Была демонстрация крепостников и на панихиде по Николаю в Петропавловке. Тоже с цветами. Он улыбнулся, придумывая, что скажет на суарe у великой княгини.

«Цветы, впрочем, искусственные, такова же и демонстрация».

И снова помрачнел. Генерал-губернатор объявил во всех газетах, что никаких постановлений по крестьянскому вопросу не будет. Так нельзя. Сухой отказ, сухое слово «никаких» могло только раздражить народ.

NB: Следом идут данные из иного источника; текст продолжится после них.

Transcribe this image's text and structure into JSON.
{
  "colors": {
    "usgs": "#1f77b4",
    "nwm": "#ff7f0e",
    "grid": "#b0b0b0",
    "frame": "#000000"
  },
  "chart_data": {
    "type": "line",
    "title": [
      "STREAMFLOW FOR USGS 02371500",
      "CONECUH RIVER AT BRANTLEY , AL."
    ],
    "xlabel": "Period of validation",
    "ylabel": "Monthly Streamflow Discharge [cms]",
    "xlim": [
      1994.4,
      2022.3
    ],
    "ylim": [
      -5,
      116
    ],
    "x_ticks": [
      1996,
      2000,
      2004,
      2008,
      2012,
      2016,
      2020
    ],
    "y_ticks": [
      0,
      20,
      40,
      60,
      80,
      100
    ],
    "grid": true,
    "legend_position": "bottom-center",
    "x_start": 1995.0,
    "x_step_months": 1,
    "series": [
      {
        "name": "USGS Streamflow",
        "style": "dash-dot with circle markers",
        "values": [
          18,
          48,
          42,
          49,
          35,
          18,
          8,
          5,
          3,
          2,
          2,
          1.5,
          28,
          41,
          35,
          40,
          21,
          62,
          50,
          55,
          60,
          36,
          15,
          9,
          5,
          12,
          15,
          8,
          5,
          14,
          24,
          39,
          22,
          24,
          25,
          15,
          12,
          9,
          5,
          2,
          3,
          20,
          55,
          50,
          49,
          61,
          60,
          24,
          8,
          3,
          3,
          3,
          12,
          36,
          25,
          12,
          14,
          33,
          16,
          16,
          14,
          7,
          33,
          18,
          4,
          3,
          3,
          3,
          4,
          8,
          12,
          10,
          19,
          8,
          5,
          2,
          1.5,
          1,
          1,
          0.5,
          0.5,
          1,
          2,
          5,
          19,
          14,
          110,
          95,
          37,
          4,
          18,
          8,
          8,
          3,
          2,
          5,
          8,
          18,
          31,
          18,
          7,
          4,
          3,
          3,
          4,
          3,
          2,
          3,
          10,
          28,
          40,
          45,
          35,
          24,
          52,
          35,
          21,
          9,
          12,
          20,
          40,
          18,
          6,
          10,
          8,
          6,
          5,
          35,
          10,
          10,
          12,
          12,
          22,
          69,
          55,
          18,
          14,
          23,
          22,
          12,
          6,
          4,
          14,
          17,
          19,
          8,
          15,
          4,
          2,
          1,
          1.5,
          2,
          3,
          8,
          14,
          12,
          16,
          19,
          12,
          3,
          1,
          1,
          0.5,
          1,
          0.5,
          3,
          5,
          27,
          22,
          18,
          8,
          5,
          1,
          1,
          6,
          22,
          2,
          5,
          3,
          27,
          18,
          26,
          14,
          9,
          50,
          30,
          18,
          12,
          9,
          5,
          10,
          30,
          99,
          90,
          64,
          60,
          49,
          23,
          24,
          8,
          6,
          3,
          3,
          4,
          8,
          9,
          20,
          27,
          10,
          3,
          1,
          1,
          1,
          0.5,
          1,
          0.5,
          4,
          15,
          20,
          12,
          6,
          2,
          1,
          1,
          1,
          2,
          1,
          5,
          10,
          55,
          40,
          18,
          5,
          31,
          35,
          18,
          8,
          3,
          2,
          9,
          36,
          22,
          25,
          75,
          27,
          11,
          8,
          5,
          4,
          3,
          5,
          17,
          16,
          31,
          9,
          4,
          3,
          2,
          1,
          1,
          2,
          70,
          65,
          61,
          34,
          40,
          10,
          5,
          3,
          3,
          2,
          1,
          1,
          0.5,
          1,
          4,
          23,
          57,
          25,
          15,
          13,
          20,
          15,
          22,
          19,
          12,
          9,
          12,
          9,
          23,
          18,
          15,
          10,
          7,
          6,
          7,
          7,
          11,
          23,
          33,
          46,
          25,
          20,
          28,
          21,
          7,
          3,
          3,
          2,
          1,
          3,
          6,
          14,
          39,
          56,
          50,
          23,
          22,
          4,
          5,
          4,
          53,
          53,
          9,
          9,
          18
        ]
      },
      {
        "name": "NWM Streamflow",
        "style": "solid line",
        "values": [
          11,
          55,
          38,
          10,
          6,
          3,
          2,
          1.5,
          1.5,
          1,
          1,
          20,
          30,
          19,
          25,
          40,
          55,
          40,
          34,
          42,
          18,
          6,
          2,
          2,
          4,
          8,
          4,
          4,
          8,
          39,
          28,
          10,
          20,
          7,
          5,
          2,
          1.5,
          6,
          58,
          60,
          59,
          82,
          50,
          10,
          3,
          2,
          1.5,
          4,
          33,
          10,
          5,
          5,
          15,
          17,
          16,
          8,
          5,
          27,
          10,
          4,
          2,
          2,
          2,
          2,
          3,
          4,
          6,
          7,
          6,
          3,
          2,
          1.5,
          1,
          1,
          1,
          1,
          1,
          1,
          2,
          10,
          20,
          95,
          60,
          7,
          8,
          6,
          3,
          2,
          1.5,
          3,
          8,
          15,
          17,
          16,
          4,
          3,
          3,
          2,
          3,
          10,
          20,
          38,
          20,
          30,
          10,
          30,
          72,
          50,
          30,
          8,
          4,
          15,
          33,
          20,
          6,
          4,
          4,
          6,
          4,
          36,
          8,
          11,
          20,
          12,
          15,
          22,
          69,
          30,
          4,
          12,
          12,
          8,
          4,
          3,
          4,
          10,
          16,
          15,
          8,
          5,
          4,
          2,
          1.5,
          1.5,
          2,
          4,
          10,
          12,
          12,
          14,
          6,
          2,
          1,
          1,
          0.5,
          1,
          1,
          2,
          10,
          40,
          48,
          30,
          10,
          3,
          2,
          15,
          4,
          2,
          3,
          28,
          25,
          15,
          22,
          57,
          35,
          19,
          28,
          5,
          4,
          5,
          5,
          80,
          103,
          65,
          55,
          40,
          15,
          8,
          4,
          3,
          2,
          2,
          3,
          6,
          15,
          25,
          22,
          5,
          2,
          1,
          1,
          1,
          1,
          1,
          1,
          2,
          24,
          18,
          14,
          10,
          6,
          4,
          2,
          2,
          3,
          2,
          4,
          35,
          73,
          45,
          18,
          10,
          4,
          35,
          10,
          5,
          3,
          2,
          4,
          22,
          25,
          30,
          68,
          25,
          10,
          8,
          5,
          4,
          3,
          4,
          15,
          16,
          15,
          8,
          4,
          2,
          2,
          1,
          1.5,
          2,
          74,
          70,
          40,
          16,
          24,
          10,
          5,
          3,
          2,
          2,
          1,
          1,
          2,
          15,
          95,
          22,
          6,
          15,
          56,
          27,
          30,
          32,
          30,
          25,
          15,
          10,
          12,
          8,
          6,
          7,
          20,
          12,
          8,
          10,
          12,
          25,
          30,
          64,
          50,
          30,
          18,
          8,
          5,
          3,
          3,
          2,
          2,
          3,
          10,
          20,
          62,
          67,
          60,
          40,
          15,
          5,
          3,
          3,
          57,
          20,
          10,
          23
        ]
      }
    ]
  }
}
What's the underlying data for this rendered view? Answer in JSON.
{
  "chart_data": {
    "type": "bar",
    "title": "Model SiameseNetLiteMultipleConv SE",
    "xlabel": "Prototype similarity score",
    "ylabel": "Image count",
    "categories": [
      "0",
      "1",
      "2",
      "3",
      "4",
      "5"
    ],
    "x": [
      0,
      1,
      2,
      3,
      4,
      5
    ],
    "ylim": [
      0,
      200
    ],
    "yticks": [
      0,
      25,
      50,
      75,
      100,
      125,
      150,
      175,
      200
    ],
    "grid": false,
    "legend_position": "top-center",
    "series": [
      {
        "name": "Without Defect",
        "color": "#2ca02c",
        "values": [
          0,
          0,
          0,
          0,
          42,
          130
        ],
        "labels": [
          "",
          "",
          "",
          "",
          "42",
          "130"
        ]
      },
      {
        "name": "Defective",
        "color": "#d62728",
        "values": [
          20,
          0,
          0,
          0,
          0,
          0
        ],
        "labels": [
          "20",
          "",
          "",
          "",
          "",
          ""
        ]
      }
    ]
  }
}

Настроение было плохое. Чтоб улучшить его, директор департаментов, потирая узкие холодные руки, стал думать о том, что всегда радовало, — о собственном возвышении.

В глубине души он не верил в мощь системы. И именно поэтому изо всех сил старался улучшить и укрепить ее. Он знал, что новой системы ему не дождаться, и потому хотел спокойно прожить свою жизнь при старой. Поэтому временами был верноподданным до тошноты. Поэтому и предлагал отдать судьбу освобожденных «на первое время» в руки прежних хозяев, а не в руки чиновников. «Конечно, первые не будут часто беспристрастны, но зато последние большей частью будут неблагонадежны». Он сам чувствовал, что это вздор, однако иначе не мог. И именно потому, что он видел ложь и грабежи, что творились вокруг, он выбрал себе в начале своей карьеры совсем иные средства для возвышения.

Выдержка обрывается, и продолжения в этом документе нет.